More than five cents worth

Monday, 2 June 2008 

George Megalogenis sums up the confusion in some parts of the media over what happened last week.

It was not about Labor’s 3.8c off petrol versus the Liberal’s 5c cut. It was about the political class renegotiating its relevance with the electorate in a period when political parties have lost their meaning.

It has been forgotten that what sparked it off was Rudd’s comment that government could not do much to deal with petrol prices. This openness of the limits to government powers was largely unprecedented in Australian politics, but it was the basis of Rudd’s campaign against the Liberals, and his own side, last year (the Insiders panel are totally wrong to say it is comparable to what happened with Howard on interest rates last year – Howard never admitted there was little he could do). What we saw last week was the Liberals’ difficulties, as we saw last year, in coming to grips with this new openness.
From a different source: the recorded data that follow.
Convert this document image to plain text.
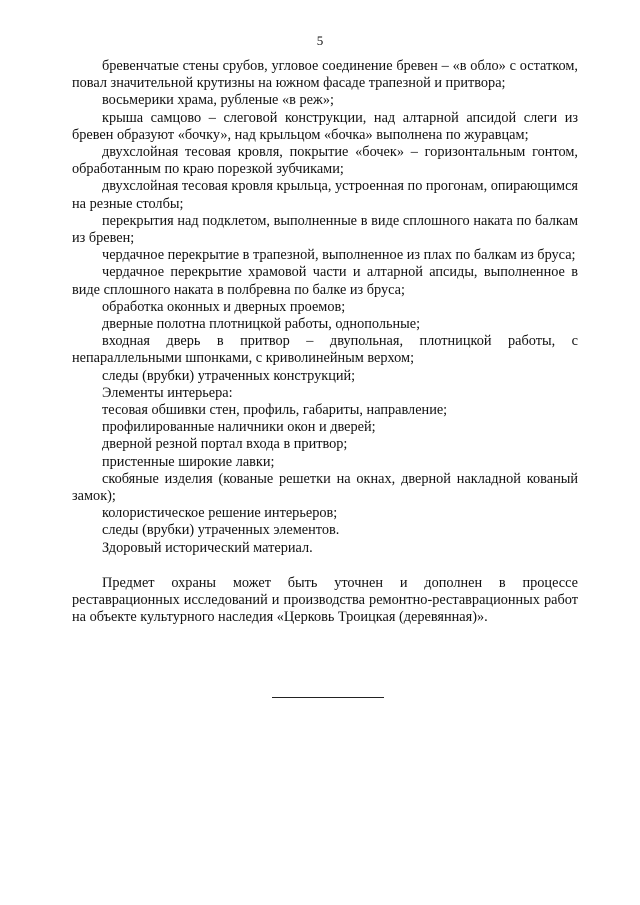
5

бревенчатые стены срубов, угловое соединение бревен – «в обло» с остатком, повал значительной крутизны на южном фасаде трапезной и притвора;

восьмерики храма, рубленые «в реж»;

крыша самцово – слеговой конструкции, над алтарной апсидой слеги из бревен образуют «бочку», над крыльцом «бочка» выполнена по журавцам;

двухслойная тесовая кровля, покрытие «бочек» – горизонтальным гонтом, обработанным по краю порезкой зубчиками;

двухслойная тесовая кровля крыльца, устроенная по прогонам, опирающимся на резные столбы;

перекрытия над подклетом, выполненные в виде сплошного наката по балкам из бревен;

чердачное перекрытие в трапезной, выполненное из плах по балкам из бруса;

чердачное перекрытие храмовой части и алтарной апсиды, выполненное в виде сплошного наката в полбревна по балке из бруса;

обработка оконных и дверных проемов;

дверные полотна плотницкой работы, однопольные;

входная дверь в притвор – двупольная, плотницкой работы, с непараллельными шпонками, с криволинейным верхом;

следы (врубки) утраченных конструкций;

Элементы интерьера:

тесовая обшивки стен, профиль, габариты, направление;

профилированные наличники окон и дверей;

дверной резной портал входа в притвор;

пристенные широкие лавки;

скобяные изделия (кованые решетки на окнах, дверной накладной кованый замок);

колористическое решение интерьеров;

следы (врубки) утраченных элементов.

Здоровый исторический материал.

Предмет охраны может быть уточнен и дополнен в процессе реставрационных исследований и производства ремонтно-реставрационных работ на объекте культурного наследия «Церковь Троицкая (деревянная)».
Nelson is doing quite a few things wrong but what he is at least attempting is the empathy thing, and trying to make the government look out of touch. There are grounds for making that claim at some point because this government has no social base. However, he has not yet found the way, or rarely had the opportunity, to make it. He thought he had an opening when Rudd said there was no silver bullet for petrol prices, but in fact Rudd was merely stating the obvious. The weakness of Nelson’s alternative, the excise cut, just proved Rudd’s point. That Rudd responded with the possibility of a small cut of his own only serves to show that it is all fiddling around the edges. Megalogenis’s article misses the fact that such trivial measures just reinforces Rudd’s main political message – there is little governments can do.

The impotence of government underpins Rudd’s anti-politics message. It is why he is on a winner with his attacks on the public service. However he deals with them internally, the external political message that they must work harder is totally in tune with his agenda, and those in the press thinking that publicising such complaints are undermining the government are actually supporting it. There is little reason why Rudd and Labor’s popularity will be affected by what happened last week.

It is also why, at a guess, this government is likely to break tradition with recent ones and not go for an early poll. If anything, Rudd will campaign for a fixed term to take elections out of the hands of politicians. Nelson’s talk of an early poll is for the same reason as for so much of what he does – to maintain some cohesion behind him.

The overwhelming need to keep the Liberal party behind Nelson is undermining his bid for empathy as the party leadership worries about the damage such ‘caring’ does to the prestige of the party with its core support base. It is why Nelson can never get the tone right and sounds shrill when he cares, he has no political basis for empathy in the party he leads. In fact it is likely, with the Turnbull threat receding, that the party leadership will be more inclined to change tempo and go in hard. Big mistake.

Posted by The Piping Shrike on Monday, 2 June 2008.